ECLI:NL:RVS:2006:AY7177

Raad van State

Datum uitspraak
30 augustus 2006
Publicatiedatum
5 april 2013
Zaaknummer
200600965/1
Instantie
Raad van State
Type
Uitspraak
Rechtsgebied
Bestuursrecht
Procedures
  • Hoger beroep
Rechters
  • T.M.A. Claessens
  • B.F.C. van Rheenen
Vindplaatsen
  • Rechtspraak.nl
AI samenvatting door LexboostAutomatisch gegenereerd

Afwijzing aanvraag tegemoetkoming functionele invaliditeit vuurwerkramp Enschede

In deze zaak gaat het om het hoger beroep van een appellante tegen de afwijzing van haar aanvraag voor een tegemoetkoming in verband met functionele invaliditeit als gevolg van de vuurwerkramp in Enschede.
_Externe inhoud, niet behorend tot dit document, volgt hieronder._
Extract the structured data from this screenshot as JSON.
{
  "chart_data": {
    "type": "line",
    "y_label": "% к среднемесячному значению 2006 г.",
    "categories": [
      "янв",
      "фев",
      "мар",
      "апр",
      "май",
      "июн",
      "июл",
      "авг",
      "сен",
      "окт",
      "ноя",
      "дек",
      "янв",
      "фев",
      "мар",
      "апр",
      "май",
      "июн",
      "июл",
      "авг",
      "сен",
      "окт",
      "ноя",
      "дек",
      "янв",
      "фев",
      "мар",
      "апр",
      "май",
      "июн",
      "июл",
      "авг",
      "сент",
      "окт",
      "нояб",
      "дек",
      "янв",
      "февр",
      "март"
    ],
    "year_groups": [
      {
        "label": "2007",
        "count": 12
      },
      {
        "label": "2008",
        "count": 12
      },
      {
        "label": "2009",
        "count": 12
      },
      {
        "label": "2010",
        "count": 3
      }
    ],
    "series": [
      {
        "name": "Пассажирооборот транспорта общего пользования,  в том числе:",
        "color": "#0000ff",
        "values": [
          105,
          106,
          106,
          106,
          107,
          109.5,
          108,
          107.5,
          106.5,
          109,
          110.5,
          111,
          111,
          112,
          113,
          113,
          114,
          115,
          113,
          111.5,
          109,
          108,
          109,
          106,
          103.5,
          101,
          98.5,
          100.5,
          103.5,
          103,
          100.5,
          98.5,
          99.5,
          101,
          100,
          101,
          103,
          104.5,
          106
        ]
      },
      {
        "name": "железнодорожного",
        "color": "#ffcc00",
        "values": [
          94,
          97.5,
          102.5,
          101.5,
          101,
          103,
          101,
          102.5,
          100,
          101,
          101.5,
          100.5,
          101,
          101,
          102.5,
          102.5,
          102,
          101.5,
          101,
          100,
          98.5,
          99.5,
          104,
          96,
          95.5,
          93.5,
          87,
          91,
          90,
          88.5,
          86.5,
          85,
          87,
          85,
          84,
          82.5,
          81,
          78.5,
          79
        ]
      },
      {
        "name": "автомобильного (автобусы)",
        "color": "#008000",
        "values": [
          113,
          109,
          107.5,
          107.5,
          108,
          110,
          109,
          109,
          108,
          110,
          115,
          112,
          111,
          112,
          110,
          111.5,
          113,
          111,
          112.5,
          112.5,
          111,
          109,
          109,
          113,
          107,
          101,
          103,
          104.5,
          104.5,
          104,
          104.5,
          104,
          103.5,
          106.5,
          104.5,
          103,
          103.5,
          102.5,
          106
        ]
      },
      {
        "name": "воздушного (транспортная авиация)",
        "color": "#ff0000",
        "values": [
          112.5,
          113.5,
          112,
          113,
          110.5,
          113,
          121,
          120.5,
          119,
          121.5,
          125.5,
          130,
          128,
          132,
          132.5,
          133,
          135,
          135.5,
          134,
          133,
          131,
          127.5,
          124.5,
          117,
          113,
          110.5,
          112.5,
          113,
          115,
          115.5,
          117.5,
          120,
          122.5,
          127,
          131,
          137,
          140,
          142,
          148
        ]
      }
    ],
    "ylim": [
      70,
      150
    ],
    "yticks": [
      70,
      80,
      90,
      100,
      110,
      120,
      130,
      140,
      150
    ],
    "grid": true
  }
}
Het bestuur van de stichting 'Stichting Uitvoeringsorganisatie Personenschade Vuurwerkramp' heeft op 10 september 2002 de aanvraag van appellante afgewezen. Dit besluit werd later door het bestuur bevestigd na een bezwaarprocedure, waarbij de rechtbank Almelo op 23 december 2005 het beroep van appellante ongegrond verklaarde. Appellante heeft hiertegen hoger beroep ingesteld bij de Raad van State, waarbij zij haar gronden heeft aangevuld in februari en maart 2006.

De Raad van State heeft de zaak behandeld op 18 augustus 2006. De medisch adviseur van de stichting heeft in een rapport van 10 mei 2004 geconcludeerd dat appellante geen percentage functionele invaliditeit toekomt, omdat er geen functionele beperkingen zijn opgetreden als gevolg van de vuurwerkramp. De rechtbank heeft deze conclusie onderschreven en vastgesteld dat appellante niet aannemelijk heeft gemaakt dat het bestuur niet op dit advies mocht afgaan. De rechtbank heeft ook overwogen dat de door appellante overgelegde medische gegevens niet voldoende onderbouwden dat haar klachten een direct gevolg zijn van de vuurwerkramp.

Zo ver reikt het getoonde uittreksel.